From the back window of her north Atlanta home, Beth Hamilton can see Bolton Academy.
It is where she walks her two children, first- and third-graders, to school every day, without fear that they will be rezoned to another school, that their neighborhood would be split up or the academic programs would change.
Hamilton knows that’s not always the case for many parents. Metro Atlanta’s school systems face shifting student populations, which has prompted redistrcting plans for schools, which in turn have prompted public outcry across the region.
“We are very fortunate,” said Hamilton, the former PTA president of Bolton. “Nobody likes changes, but when [Atlanta Public Schools Superintendent Erroll] Davis came out with his recommendations, we were thrilled. Now we can continue to work together. We have everything to offer here.”
Last week, Davis released his systemwide recommendations to rezone the city’s boundaries — the first time it has been done in more than a decade — to relieve schools that are overcrowded and close those with low enrollments. APS has enough seats to serve 62,500 students but has roughly 49,000 enrolled.
Under the latest proposal, North Atlanta and the Buckhead area remained pretty much intact, while other parts of the city will soon prepare for major shifts. The decision appears to be a major victory for the area steeped in money, power and influence. Some see the plan as the system buckling to that pressure. Others think the area — albeit overcrowded — what all Atlanta schools should want to be.

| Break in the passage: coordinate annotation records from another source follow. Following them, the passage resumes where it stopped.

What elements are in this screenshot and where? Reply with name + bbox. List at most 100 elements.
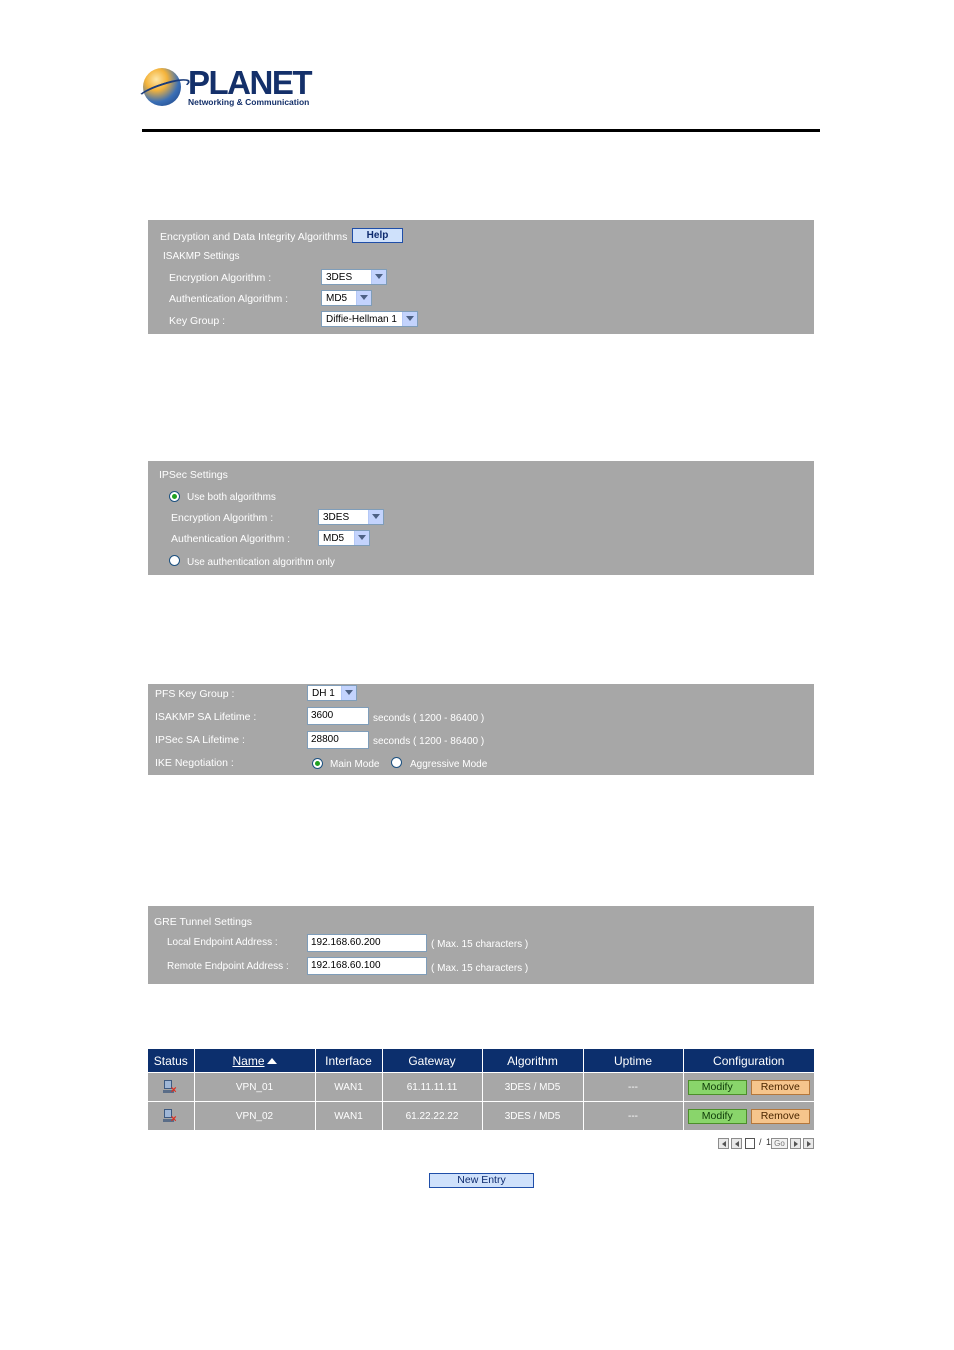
remove-button[interactable]: Remove — [750, 1108, 810, 1124]
globe-icon — [143, 68, 181, 106]
select-value: MD5 — [323, 533, 345, 544]
uptime-header: Uptime — [583, 1049, 684, 1073]
isakmp-authentication-label: Authentication Algorithm : — [169, 293, 289, 305]
select-value: DH 1 — [312, 688, 335, 699]
gre-section-label: GRE Tunnel Settings — [154, 916, 253, 928]
chevron-down-icon — [368, 510, 383, 524]
ipsec-lifetime-label: IPSec SA Lifetime : — [155, 734, 245, 746]
ipsec-authentication-select[interactable]: MD5 — [318, 530, 370, 546]
gre-panel: GRE Tunnel Settings Local Endpoint Addre… — [148, 906, 814, 984]
disconnected-pc-icon: × — [162, 1079, 179, 1096]
gateway-cell: 61.11.11.11 — [382, 1072, 483, 1102]
use-both-label: Use both algorithms — [187, 492, 276, 503]
isakmp-encryption-select[interactable]: 3DES — [321, 269, 387, 285]
isakmp-keygroup-label: Key Group : — [169, 315, 226, 327]
chevron-down-icon — [341, 686, 356, 700]
remote-endpoint-hint: ( Max. 15 characters ) — [431, 963, 529, 974]
chevron-down-icon — [402, 312, 417, 326]
modify-button[interactable]: Modify — [687, 1079, 747, 1095]
panel-title: Encryption and Data Integrity Algorithms — [160, 231, 348, 243]
ipsec-encryption-label: Encryption Algorithm : — [171, 512, 274, 524]
ike-negotiation-label: IKE Negotiation : — [155, 757, 234, 769]
pagination: / 1 Go — [718, 1137, 814, 1150]
algorithm-header: Algorithm — [482, 1049, 584, 1073]
first-page-icon[interactable] — [718, 1138, 729, 1149]
algorithm-cell: 3DES / MD5 — [482, 1072, 584, 1102]
configuration-cell: Modify Remove — [683, 1101, 814, 1130]
name-sort-link[interactable]: Name — [232, 1054, 264, 1068]
isakmp-lifetime-label: ISAKMP SA Lifetime : — [155, 711, 257, 723]
isakmp-encryption-label: Encryption Algorithm : — [169, 272, 272, 284]
remote-endpoint-input[interactable]: 192.168.60.100 — [307, 957, 427, 975]
local-endpoint-label: Local Endpoint Address : — [167, 937, 278, 948]
select-value: 3DES — [323, 512, 350, 523]
algorithm-cell: 3DES / MD5 — [482, 1101, 584, 1130]
gateway-cell: 61.22.22.22 — [382, 1101, 483, 1130]
help-button[interactable]: Help — [352, 228, 403, 243]
pfs-select[interactable]: DH 1 — [307, 685, 357, 701]
auth-only-radio[interactable] — [169, 555, 180, 566]
name-header[interactable]: Name — [194, 1049, 316, 1073]
remove-button[interactable]: Remove — [750, 1079, 810, 1095]
page-number-input[interactable] — [745, 1138, 755, 1149]
prev-page-icon[interactable] — [731, 1138, 742, 1149]
main-mode-radio[interactable] — [312, 758, 323, 769]
aggressive-mode-label: Aggressive Mode — [410, 759, 488, 770]
go-button[interactable]: Go — [771, 1138, 788, 1149]
aggressive-mode-radio[interactable] — [391, 757, 402, 768]
uptime-cell: --- — [583, 1101, 684, 1130]
use-both-radio[interactable] — [169, 491, 180, 502]
last-page-icon[interactable] — [803, 1138, 814, 1149]
isakmp-authentication-select[interactable]: MD5 — [321, 290, 372, 306]
table-row: × VPN_01 WAN1 61.11.11.11 3DES / MD5 ---… — [148, 1072, 814, 1102]
status-header: Status — [148, 1049, 195, 1073]
isakmp-lifetime-hint: seconds ( 1200 - 86400 ) — [373, 713, 485, 724]
select-value: 3DES — [326, 272, 353, 283]
configuration-header: Configuration — [683, 1049, 814, 1073]
table-row: × VPN_02 WAN1 61.22.22.22 3DES / MD5 ---… — [148, 1101, 814, 1130]
name-cell: VPN_01 — [194, 1072, 316, 1102]
disconnected-pc-icon: × — [162, 1108, 179, 1125]
sort-ascending-icon — [266, 1057, 277, 1064]
logo-name: PLANET — [188, 64, 313, 101]
vpn-table: Status Name Interface Gateway Algorithm … — [148, 1049, 814, 1130]
ipsec-panel: IPSec Settings Use both algorithms Encry… — [148, 461, 814, 575]
status-cell: × — [148, 1101, 195, 1130]
local-endpoint-input[interactable]: 192.168.60.200 — [307, 934, 427, 952]
select-value: MD5 — [326, 293, 348, 304]
next-page-icon[interactable] — [790, 1138, 801, 1149]
interface-cell: WAN1 — [315, 1072, 383, 1102]
interface-cell: WAN1 — [315, 1101, 383, 1130]
ipsec-section-label: IPSec Settings — [159, 469, 228, 481]
planet-logo: PLANET Networking & Communication — [143, 66, 313, 110]
new-entry-button[interactable]: New Entry — [429, 1173, 534, 1188]
isakmp-panel: Encryption and Data Integrity Algorithms… — [148, 220, 814, 334]
remote-endpoint-label: Remote Endpoint Address : — [167, 961, 289, 972]
main-mode-label: Main Mode — [330, 759, 380, 770]
gateway-header: Gateway — [382, 1049, 483, 1073]
interface-header: Interface — [315, 1049, 383, 1073]
status-cell: × — [148, 1072, 195, 1102]
configuration-cell: Modify Remove — [683, 1072, 814, 1102]
chevron-down-icon — [354, 531, 369, 545]
ipsec-authentication-label: Authentication Algorithm : — [171, 533, 291, 545]
modify-button[interactable]: Modify — [687, 1108, 747, 1124]
logo-tagline: Networking & Communication — [188, 97, 310, 107]
chevron-down-icon — [371, 270, 386, 284]
ipsec-encryption-select[interactable]: 3DES — [318, 509, 384, 525]
name-cell: VPN_02 — [194, 1101, 316, 1130]
auth-only-label: Use authentication algorithm only — [187, 557, 335, 568]
ipsec-lifetime-input[interactable]: 28800 — [307, 731, 369, 749]
select-value: Diffie-Hellman 1 — [326, 314, 397, 325]
isakmp-section-label: ISAKMP Settings — [163, 251, 240, 262]
table-header-row: Status Name Interface Gateway Algorithm … — [148, 1049, 814, 1073]
header-divider — [142, 129, 820, 132]
chevron-down-icon — [356, 291, 371, 305]
local-endpoint-hint: ( Max. 15 characters ) — [431, 939, 529, 950]
page-separator: / — [759, 1137, 762, 1147]
isakmp-lifetime-input[interactable]: 3600 — [307, 707, 369, 725]
uptime-cell: --- — [583, 1072, 684, 1102]
pfs-label: PFS Key Group : — [155, 688, 235, 700]
ipsec-lifetime-hint: seconds ( 1200 - 86400 ) — [373, 736, 485, 747]
isakmp-keygroup-select[interactable]: Diffie-Hellman 1 — [321, 311, 418, 327]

Buckhead has the type of “stable cluster” he wants to establish throughout the system, Davis said, with a collection of schools that seamlessly serve students from preschool through graduation without a drop-off in quality.
“I certainly hear, ‘If you have to shut one of our schools, why don’t you shut a school a school down in Buckhead. too?’” Davis said. “But the greater question is what do they have that I should have? They have a stable cluster. Now you have one. They have an academic support system, which I am giving you.”
Davis said as part of the redistricting, every school in this system will have an assistant principal, for example, a luxury that many schools don’t enjoy.
“If you take stable clusters, better academic services and parental engagement, you have better schools,” Davis said.
Atlanta’s plan follows similar recent moves by districts in Cobb and DeKalb. In February, Cobb approved a redistricting that will affect more than 2,500 students in two dozen schools over the next two school years.
After more than a year of political infighting, DeKalb officials approved a plan that moved around 7,000 students, closed eight schools and freed up about $12.4 million annually.
APS plans to close 13 schools for a savings of about $6.5 million annually. The plan would eliminate 7,200 empty seats and displace about 2,500 students through school closures this fall.
Earlier versions of the plan included opening a new middle school in the area and building a new elementary school. Current plans call for the six elementary schools feeding into crowded Sutton Middle, which will relocate to the larger North Atlanta High site when a new high school building opens in 2013. Sixth-graders will stay in the existing middle school building.
Leigh Darby, PTA co-president of Sutton Middle School, said district parents were able to present Davis facts and “show him the numbers.”
“Yes, we have large parental involvement and we all came together as a cluster,” Darby said. “We all said, “I don’t like the [original] idea, but here are some options and that helped. Parents in this cluster did our research.”
Parents throughout Buckhead have rejected claims — mostly coming from outside of the area — that Davis acted out of fear of losing Buckhead parents who could afford to transfer out of public schools if they wanted to.
“Parents do not pay us to come to school other than with property taxes,” Davis said. “I don’t think they were going to take their homes and move. And if they moved, somebody else would move in.”
Sam Massell, president of the Buckhead Coalition and a former Atlanta mayor, said he doubts if Davis was swayed by that kind of pressure — although he thinks that the threats were real.
“He saw the wisdom of making adjustments,” Massell said. “That doesn’t mean that Erroll Davis gave up anything he believed in.”
Amy Shea, co-president of the North Atlanta High School PTA, said the claims about Buckhead are not based in reality.
“It is a very emotional statement not grounded in facts,” Shea said. “The nature of our problem is different. How can you talk about closing schools in Buckhead when we need more space?”
According to 2010 U.S. Census figures, Buckhead had one of the largest population increases in the city over the last decade, growing by more than 20 percent and 8,650 people. With that growth came crowded schools. Many of the APS schools with high enrollments are in Buckhead.
Brandon Elementary is 97 percent full, while Garden Hills Elementary is 102 percent full. Both are comfortable compared to E. Rivers, which is 121 percent full.
All of those students feed into Sutton, which is 150 percent full. Of the 10 elementary schools that are closing, most are on the Southside with an average capacity of 54.24 percent. Herndon Elementary School is only 32.1 percent full.
Students fill only 49 percent of the three middle schools slated to be closed. But that number is misleading, considering that Parks is 81 percent full, which magnifies the fact that Kennedy and Coan are practically empty at 33.1 and 34 percent.
“I think our problems were easier to solve,” Shea said.